Ghana’s President Nana Akufo-Addo has expressed concern and worry over the depreciation of the Cedi against the US Dollar.
According to him, he is as worried as any Ghanaian about the poor performance of the Cedi against the major foreign currencies.
“I’m aware of the anxiety there is in business circles and throughout the population about the recent depreciation of the Cedi. I’m extremely upset and anxious about it too. But I want to assure you that all efforts are being made to arrest the decline and restore the Cedi to stability in order to improve the competitiveness of Ghanaian industry, and I think very soon you will see some results,” President Akufo-Addo said.

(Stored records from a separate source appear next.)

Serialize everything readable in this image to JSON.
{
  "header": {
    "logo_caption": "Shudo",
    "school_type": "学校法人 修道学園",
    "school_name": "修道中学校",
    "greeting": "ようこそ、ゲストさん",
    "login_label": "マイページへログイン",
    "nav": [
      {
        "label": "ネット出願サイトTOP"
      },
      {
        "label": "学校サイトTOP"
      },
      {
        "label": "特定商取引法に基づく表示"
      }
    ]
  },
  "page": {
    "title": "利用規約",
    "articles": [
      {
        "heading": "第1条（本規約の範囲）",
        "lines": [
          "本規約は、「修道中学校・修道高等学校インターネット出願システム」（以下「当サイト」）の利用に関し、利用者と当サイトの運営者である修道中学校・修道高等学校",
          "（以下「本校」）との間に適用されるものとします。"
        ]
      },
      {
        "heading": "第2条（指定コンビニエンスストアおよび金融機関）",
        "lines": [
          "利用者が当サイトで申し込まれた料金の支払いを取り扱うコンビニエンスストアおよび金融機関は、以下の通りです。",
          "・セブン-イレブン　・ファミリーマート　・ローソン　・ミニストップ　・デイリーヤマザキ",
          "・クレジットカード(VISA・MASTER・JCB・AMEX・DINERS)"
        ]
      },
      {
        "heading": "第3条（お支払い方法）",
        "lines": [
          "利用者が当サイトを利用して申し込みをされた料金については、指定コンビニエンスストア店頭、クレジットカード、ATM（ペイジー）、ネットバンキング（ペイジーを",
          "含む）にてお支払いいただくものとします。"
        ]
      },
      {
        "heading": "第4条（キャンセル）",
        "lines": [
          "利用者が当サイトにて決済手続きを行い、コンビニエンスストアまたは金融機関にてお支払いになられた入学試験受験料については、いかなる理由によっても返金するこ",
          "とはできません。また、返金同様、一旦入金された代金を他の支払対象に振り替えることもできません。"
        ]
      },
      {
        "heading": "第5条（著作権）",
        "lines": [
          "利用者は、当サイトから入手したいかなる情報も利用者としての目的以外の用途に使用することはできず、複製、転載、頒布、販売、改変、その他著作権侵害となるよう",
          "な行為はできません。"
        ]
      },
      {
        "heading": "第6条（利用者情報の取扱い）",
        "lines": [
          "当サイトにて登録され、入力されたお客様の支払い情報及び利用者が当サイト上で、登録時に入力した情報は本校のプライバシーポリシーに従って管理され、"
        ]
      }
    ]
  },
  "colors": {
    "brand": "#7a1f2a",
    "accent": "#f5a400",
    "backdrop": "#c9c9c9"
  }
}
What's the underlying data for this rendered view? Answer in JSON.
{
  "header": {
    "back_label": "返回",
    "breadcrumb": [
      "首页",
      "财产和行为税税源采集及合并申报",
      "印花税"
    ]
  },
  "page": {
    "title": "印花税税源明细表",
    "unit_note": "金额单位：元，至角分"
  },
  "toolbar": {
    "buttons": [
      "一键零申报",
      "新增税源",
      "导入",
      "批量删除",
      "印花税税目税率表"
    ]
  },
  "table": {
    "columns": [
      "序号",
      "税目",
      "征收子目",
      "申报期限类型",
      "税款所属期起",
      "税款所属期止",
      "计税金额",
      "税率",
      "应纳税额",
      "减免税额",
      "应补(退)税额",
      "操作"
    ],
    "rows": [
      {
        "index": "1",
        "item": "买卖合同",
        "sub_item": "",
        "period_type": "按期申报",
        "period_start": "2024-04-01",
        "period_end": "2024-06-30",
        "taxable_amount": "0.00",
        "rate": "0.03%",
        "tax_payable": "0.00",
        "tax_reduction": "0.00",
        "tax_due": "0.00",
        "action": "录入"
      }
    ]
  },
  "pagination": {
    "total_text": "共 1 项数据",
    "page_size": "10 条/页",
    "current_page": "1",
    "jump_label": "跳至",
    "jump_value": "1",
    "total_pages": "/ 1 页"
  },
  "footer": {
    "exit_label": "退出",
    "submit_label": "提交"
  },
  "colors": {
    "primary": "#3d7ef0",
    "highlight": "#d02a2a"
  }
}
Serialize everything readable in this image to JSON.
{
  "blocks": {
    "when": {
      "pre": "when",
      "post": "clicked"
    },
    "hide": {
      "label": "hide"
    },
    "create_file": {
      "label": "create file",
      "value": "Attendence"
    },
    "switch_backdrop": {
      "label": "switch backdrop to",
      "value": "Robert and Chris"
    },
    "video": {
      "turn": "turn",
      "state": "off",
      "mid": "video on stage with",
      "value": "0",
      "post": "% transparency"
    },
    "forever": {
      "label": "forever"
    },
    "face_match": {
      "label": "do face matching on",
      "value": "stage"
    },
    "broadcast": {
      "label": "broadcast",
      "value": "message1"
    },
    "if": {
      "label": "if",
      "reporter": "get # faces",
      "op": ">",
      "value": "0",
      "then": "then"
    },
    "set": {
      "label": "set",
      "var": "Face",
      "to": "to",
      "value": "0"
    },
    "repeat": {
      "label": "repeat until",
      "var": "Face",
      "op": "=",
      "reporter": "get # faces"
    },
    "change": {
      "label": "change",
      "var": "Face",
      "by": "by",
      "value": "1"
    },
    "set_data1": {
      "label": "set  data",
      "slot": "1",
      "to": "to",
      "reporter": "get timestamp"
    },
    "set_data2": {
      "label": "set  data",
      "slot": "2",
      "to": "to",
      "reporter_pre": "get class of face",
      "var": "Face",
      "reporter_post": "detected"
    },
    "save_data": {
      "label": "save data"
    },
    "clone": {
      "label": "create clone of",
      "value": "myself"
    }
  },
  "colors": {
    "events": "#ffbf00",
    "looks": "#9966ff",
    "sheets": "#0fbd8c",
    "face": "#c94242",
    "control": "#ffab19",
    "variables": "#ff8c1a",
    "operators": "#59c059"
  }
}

Ghana’s currency, the Cedi, has been abysmal since the beginning of the year.
For some time now the foreign exchange rates especially for the US dollar provided by the Bank of Ghana has been significantly different from the rates one would get on the foreign exchange retail market.
Analysts however, say the widening gap between the rates on the two markets is quite normal within the first quarter of a year, however, they are attributing the eyebrow-raising depreciation of the Cedi against the US Dollar on the retail market, in this quarter to high corporate demand for US dollars, and US Dollar demands associated with crude oil purchases among others.
The US Dollar is currently going for GH¢6.43 on the interbank foreign exchange market as of February 18, after starting the year at about GH¢6 which represents a depreciation of about 7%, the greenback on the retail market is selling at about GH¢7 at some forex bureaus.
But the President noted last week that all will be done to stabilize the Ghana Cedi.
Meanwhile, Myjoyonline.com has reported that the local currency has crossed the ¢7 to one dollar mark on the retail market with less than two months into 2022.
Checks at some forex bureaus and commercial banks indicate that a dollar is being sold at a little above ¢7 cedis.
Whilst, some forex bureaus and banks are buying a dollar between ¢6.85-¢7, they are selling one dollar for ¢7-¢7.05
The Cedi’s predicament has been largely attributed to the uncertainty about Ghana’s fiscal outlook.